Snowcrash has a much better shot, since it pretty much assumed corporations (masquerading around as governments, churches, and media companies) will eventually take over everything. The backdrop still works.
Stephenson's Metaverse is a candied playground populated by everyone, ruled by the technological elite and the corporations who hire them, a safe place to which we see the very first danger unleashed. Gibson's cyberspace is a wild frontier rife with danger, populated exclusively by the technological elite cowboys, who risk life and sanity every day.

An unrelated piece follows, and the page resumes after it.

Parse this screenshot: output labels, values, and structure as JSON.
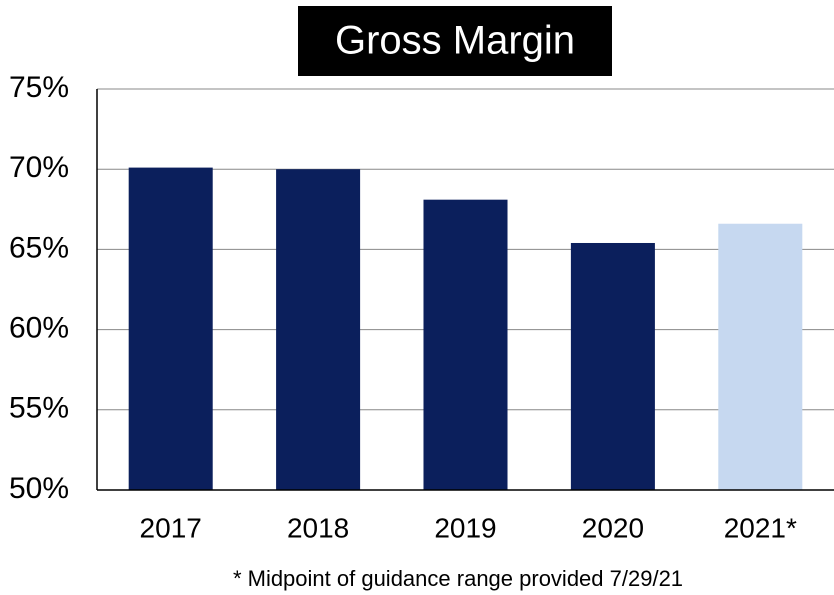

In the modern real life, Internet access is pervasive and a wide audience will accept "OMG this thing we all do IS dangerous, people could get a computer virus!!!" but you will find a hard sell on "you know that cool web-surfing thing, well these guys nearly die doing it, and that is why they are badass, and Case, well, he almost dies a lot." huh???
Everything ever published has at least one screenplay based on it.
Seriously. If there aren't half a dozen screenplays floating around Hollywood based on the grafitti at Central Station, I'll eat my socks. Its not worth fussing over. The fact the the movie rights to something have been bought is equally unworthy of notice; they regularly buy up rights to things that might possibly one day seem like a good idea, or even just buy up the rights to things that they think would compete against something they have in production, just to keep someone else from using it.
Now when you hear that they've hired some cameramen and actors and are starting production, _then_ you can get excited (or horrified, or whatever your reaction to hearing that one of your favorite tales is about to be Hollywoodized is.)
According to cannon...
Personally, I only trust howitzer for original source material.
Now that I think about it, I'm pretty sure everything I just said is completely wrong.
Woah!
I know people love to hate Keanu. But who else could have played Neo? The Matrix was amazing, and he played a big part in that and he can make as many november rains as he wants and i'll still love him.
Also: point break. bill and ted's. my own private idaho.